BY REBECCA HEILWEIL
Amy Schumer’s new movie, Trainwreck, is not about mental illness. It’s not about mental health, and does not aspire to provide any particular social commentary. It is an honest love story, one where we see our protagonists, played by comedic geniuses, at their most attractive, as well as at their “worst.”
Part me of me hopes that Amy Schumer never reads this. She would probably make fun of me for finding so much significance in her fairly light-hearted movie. But most of me really hopes she does. (She is Amy Schumer, after all).
The movie follows the young Amy Townsend, played by Schumer, who regularly smokes marijuana and maintains significant stocks of alcohol. She sleeps with a good amount of men, and never sees any of them for too long. She’s doing well at work, but not quite “incredibly.” She probably only filters, or thinks through, about half of the words that leave her mouth.
Yet she describes her life simply, and happily: “I’m just a modern chick, who does what she wants… Before you judge, you should know, I’m doing fine.
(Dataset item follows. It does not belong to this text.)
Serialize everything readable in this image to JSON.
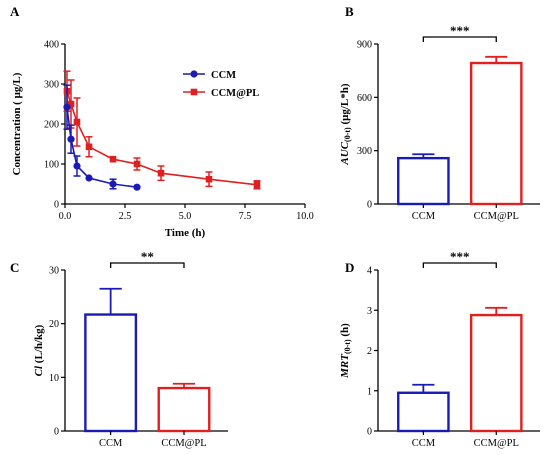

My friends are awesome, my apartment’s sick, and I have a great job.”
This sentiment reflects the way a lot of us measure our lives. The success of our relationships, living spaces, and professional goals are pretty common metrics.
I identify a lot with Amy Schumer’s character, in ways both trivial and Important. She’s a blonde Jewish girl living in New York, trying to find her way as a writer. But she also has deeply rooted anxieties and fears, especially regarding relationships, and has a lot of trouble approaching her familial relationships. This especially manifests in the ways she speaks about her married younger sister and late mother, following the decline and eventual death of her proudly single father.
Schumer’s concerns do not arise out of thin air. Her “crazy” has a rational basis.
Watching Trainwreck closely, however, reveals a more nuanced question of how we use these standards to measure our emotional wellbeing. After all, the film’s very opening challenges us. We are presented with a successful, sex-positive, independent, urban woman: the feminist ideal. But she says mean things to her family members, and disrespects those in her work environment. She’s certainly not at an unhealthy weight, but repeatedly will comment that she’s not exactly “in-shape.”
We’re just not sure how we’re supposed to think about her.
And the movie doesn’t give us a simple answer. The characters that surround Amy, aggregated, don’t know how to feel, either.
Amy is incredibly satisfied with her life. Yet her sister disapproves with her drinking and sexual promiscuity; her father is sort of proud, but also distant. Her boss thinks she’s a pretty talented writer, but wants her to aspire for more. Her boyfriend, played by Bill Hader, goes back and forth.
This movie made be think about the metrics of what it means to be doing badly, to be trainwreck. What is does it mean to not be okay?
I also wondered about who has the authority to think about these questions. Is this simply friends and family? Can we rely solely on ourselves? After all, we can’t even consider questions of healing or reevaluation, unless we believe we have a problem first.
At many times in my life, I’ve identified as a “mess,” my personal word for trainwreck. Often, this will align with personal mental health concerns. Rarely, my “being a mess” correlates to any particular measurement of failure, outside my own mind.
Usually, when I’m feeling the most sick, I’m doing great in school. I’m probably overachieving, and I’m paying an absurd amount of attention to the most minute of my friends’ concern (which can manifest as paranoia). When I’m feeling the most sick, I have a fantastic social life. These all stem from a fear of being alone in my head, and being forced to confront the bad thoughts that might invade it.
Still, on paper, I’m doing a lot better than fine. If you wanted to keep track of my mental health, the normal story of “falling apart, doing badly in school and struggling to communicate,” don’t really apply. And that’s not just true for me. I’ve found with many of my peers, their metrics for emotional health, for doing fine, and for doing great, are not the stereotypes that we’re often provided. This is especially true for people who know how to keep mental or emotional health struggles on the inside. (I guess, besides starting this site, I’m pretty good at that?)
These are the stereotypes considered by Schumer.
In Trainwreck, Amy is ultimately “doing badly” for reasons other than our traditional notions of what it means to be a mess when you’re a 20-something year old woman trying to find your way. No, she discovers she is doing badly because she hasn’t learned to listen, or respect, those close to her.
Appreciating her friends, boyfriend, and family, and being a bit more emotionally receptive, is the reform that concludes the movie (albeit with a really cute final dance scene, that I hope becomes as iconic as the ending monologue of When Harry Met Sally).
It is never just about smoking, drinking, or sex. Trainwreck is funny, but more importantly, it’s honest. People can’t be measured or analyzed so easily. We have different ways and metrics for falling apart, and can disagree on what that means.